Se degüella el carnero,
se levanta el altar de doce piedras,
y el humo en espiral dirige al cielo
el olor de la carne. Se congrega
la muchedumbre bélica y decide
que la nariz de Dios huele y aprueba.
Josué, por Dios, incendia y extermina,
y por sus dioses lo hace Julio César;
‘cree o muere’, el califa coacciona,
‘Dios lo quiere’, el cruzado vocifera.
Con sus divinidades por escudo,
exculpa el hombre sangres y cadenas.
El hombre no es otro hombre para el hombre,
es lobo que recorre las estepas
con hambre a veces, y en cruel deporte
con mucha más frecuencia.
Primero fue la lanza primitiva
con su punta de piedra
para abatir al búfalo, tornándola
contra su propio hermano en la pradera.
En su progreso fue perfeccionando
tácticas de matar con arco y flecha.
Llega el alfanje con su fanatismo
de aniquilar infieles, en las venas
sólo un deseo airado, y en la mente
la intolerancia de una sola idea.
Omar detiene su caballo, encara
la augusta biblioteca
de Alejandría, y bárbaro proclama
vergonzosa sentencia:
‘Si esos libros están en armonía
con el Corán, duplican y reiteran;
si están en contra, son perjudiciales;
en ambos casos destruídos sean’.
Y se alzaron las llamas,
y la cultura se perdió en pavesas.
Llegó la pólvora, y el cuerpo a cuerpo,
el llamado valor, y la destreza,
cedieron a la extraña cobardía
del disparo lejano.

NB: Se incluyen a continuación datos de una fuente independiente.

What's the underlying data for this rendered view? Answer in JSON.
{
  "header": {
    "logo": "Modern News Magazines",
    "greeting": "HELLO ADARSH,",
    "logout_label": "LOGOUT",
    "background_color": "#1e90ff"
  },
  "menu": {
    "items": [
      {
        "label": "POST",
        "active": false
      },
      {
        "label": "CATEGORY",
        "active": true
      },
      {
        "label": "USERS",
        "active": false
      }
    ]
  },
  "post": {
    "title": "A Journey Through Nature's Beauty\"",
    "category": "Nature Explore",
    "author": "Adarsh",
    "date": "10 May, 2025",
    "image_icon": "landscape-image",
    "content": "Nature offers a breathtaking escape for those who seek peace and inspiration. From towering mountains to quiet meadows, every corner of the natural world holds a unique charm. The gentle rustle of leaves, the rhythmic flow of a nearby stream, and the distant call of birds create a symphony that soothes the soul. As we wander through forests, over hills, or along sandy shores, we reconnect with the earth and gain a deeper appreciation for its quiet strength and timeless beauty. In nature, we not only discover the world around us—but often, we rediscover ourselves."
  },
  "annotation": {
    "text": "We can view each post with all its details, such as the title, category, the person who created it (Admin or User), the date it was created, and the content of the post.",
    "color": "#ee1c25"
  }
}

Ya las puertas,
en vez de sucumbir a golpe de hacha,
a golpe de cañón quedan deshechas.
Y se va haciendo el hombre más cobarde,
perfeccionando máquinas de guerra,
y el tanque, el avión, siempre lejanos,
sin ver a su oponente en la contienda,
destruyen indiscriminadamente
bajo presión de interruptores, teclas.
Soldados, instrumentos de la muerte,
que únicamente a masacrar se adiestran,
el mismo espíritu, menor disculpa,
que el vecino ancestral de las cavernas.
Y el rey o el presidente, ya no acude
a la primera línea, sólo ordena
la asolacion, oculto entre las faldas
de su palacio; inventa
pretextos, subterfugios, los reviste
de altruísmo y nobleza,
pero envía los hijos de los otros,
nunca los suyos propios; las monedas
de Judas estos días
compran la impunidad que ellos tuvieran
en conflictos de antaño;
siempre el poder mueve las mismas cuerdas,
siempre los mismos sucios intereses,
y el mismo escalafón de marionetas.
La sangre propia corre en cauces de oro,
en cauces de hormigón la sangre ajena.
A hierro, a tala, a fuego,
a radioactividad… ¡Qué primavera
de muerte floreciendo entre las ruinas!
Ay, Hiroshima, ‘Little Boy’ no juega,
sólo destroza vidas inocentes;
Oh, Nagasaki, ‘Fat Man’ desintegra
la ciudad de Madama Butterfly;
otro cobarde Pinkerton te deja
en soledad, sin hijos, destrozada,
como antaño dejó a la joven geisha.
El poderío tiene pies de acero,
su razón es la fuerza;
bárbaros neardentales
blasonan de hidalguía, sus cabezas
emiten humo negro,
son hombres chimeneas
de pensamiento oscuro,
de hipócritas agendas,
que pretenden llevarnos de la mano,
o arrastrados quizá, a la edad de piedra.
Antes de que lo logren,
antes de que nos maten, que se mueran.